Takin’ it to the Streets Hallmark Homeless Christmas (Part 1)

Ethan lived in a van near a homeless encampment in Portland, but he wasn’t your typical resident of such places, although there is no such things as a typical resident of homeless communities in Oregon. Every person has a unique story. The one constant? They’ve been ravaged in some way by some cruel aspect of American life and were shattered as a result. Or they just had had enough of American bullshit and decided to check out.

Ethan was shattered but he wasn’t addicted to drugs or insane. He was also atypical as far as homeless people go in that he was super hot and hunky. He damn well could have walked off the set of a Hallmark Channel Christmas movie about the homeless if Hallmark made such movies.

Just how hot and hunky? (Go for it reader, to your heart’s content.)

Ethan ended up living in the van after serving five years in the Oregon State Penitentiary for involuntary manslaughter. He’d drank a third hazy IPA at the brewery where he was the head brewer, picked up his girlfriend after her shift at the vegan strip club, a deer darted across the road, he swerved, his truck hit a power pole, and she died instantly. In addition to the sentence, the girlfriend’s parents won a civil judgment against Ethan and pretty much cleaned him out.

Toward the end of his sentence, Ethan’s parents died of cancer five months apart and didn’t leave him much because they didn’t own anything of value except his father’s cherished 1995 Chevy G20 conversion van. Somehow, Ethan had scraped up enough money to have the van put in storage until his sentence ended.

Upon his release, Ethan had nowhere to live, no money, no friends, and no job because of his felony conviction. So he took to living in the van near the encampment that bordered a salmon-bearing stream where beavers lurked.

The encampment consisted of 11 RVs, a pallet shanty, five sedans, two trucks and five tent/tarp domiciles. One resident was also living in an Igloo dog house. The encampment was riddled with miscreants and Ethan was initially puzzled and appalled by their behavior but refrained from judgment and started helping them in tiny ways such as giving rides, calming frayed nerves, fixing a foos ball table, and showing them how to navigate web sites to acquire services or benefits.
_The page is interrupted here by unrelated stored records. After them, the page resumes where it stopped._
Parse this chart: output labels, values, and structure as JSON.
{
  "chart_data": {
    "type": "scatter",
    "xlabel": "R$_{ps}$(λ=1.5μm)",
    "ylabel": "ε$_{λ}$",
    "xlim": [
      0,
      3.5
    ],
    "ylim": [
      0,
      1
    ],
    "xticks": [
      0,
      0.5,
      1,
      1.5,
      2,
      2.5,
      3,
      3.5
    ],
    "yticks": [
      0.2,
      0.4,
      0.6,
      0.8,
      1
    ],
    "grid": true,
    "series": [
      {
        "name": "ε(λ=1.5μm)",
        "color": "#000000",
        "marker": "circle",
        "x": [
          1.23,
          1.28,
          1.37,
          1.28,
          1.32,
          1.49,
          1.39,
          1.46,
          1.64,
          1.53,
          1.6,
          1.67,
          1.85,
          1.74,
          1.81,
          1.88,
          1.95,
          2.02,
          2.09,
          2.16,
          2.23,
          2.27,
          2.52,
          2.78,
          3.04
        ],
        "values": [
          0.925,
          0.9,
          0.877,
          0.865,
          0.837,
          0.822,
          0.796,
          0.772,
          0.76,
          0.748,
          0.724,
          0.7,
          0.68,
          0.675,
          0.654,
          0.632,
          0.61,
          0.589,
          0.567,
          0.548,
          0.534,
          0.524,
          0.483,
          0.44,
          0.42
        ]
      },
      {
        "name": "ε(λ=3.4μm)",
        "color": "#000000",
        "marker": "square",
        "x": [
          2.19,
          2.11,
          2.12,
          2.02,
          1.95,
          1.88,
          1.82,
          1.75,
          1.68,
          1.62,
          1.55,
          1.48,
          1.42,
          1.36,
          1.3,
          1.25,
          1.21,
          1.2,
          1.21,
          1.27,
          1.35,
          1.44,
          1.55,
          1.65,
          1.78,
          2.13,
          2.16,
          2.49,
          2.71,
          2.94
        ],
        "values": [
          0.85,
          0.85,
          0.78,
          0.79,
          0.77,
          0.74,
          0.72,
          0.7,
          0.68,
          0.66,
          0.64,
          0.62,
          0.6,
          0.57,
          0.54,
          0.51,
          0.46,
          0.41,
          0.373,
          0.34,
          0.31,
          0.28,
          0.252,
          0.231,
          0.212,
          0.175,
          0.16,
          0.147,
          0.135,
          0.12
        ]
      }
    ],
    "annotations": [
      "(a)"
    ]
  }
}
Ethan also frequently played his acoustic guitar outside his van in the evenings and that often attracted a small (frequently wasted) audience that were partial to Ethan’s preference for classic rock, particularly anything by Bob Seger. Seger was Ethan’s favorite because his dad loved the meat and potato rocker’s songs, especially “Beautiful Loser,” with its still cosmically relevant lyrics:

Beautiful loser, read it on the wall
And realize, you just can’t have it all
You can’t have it all, you can’t have it all
Oh, oh, can’t have it all

Ethan was officially unemployed, but he worked hard nonetheless. He earned spending and gas money by busking around the neighborhood, redeeming cans and bottles, and mowing lawns for some of the elderly impoverished homeowners who couldn’t afford mechanized landscape crews.

Christmas approached. Ethan figured Christmas in a homeless encampment couldn’t be nearly as bad as Christmas in prison, but then again, he didn’t know. He decided to learn a few holiday songs in case they came in handy when it snowed or one of the residents verged on committing suicide.

Ethan was going on one year in the van. He was waiting for something to unfold that might move him in a different, better direction. But he had no idea where anything better might emerge. Certainly not from a homeless encampment. Not even a Hallmark Christmas movie about the homeless would dream up that cockeyed fantasy!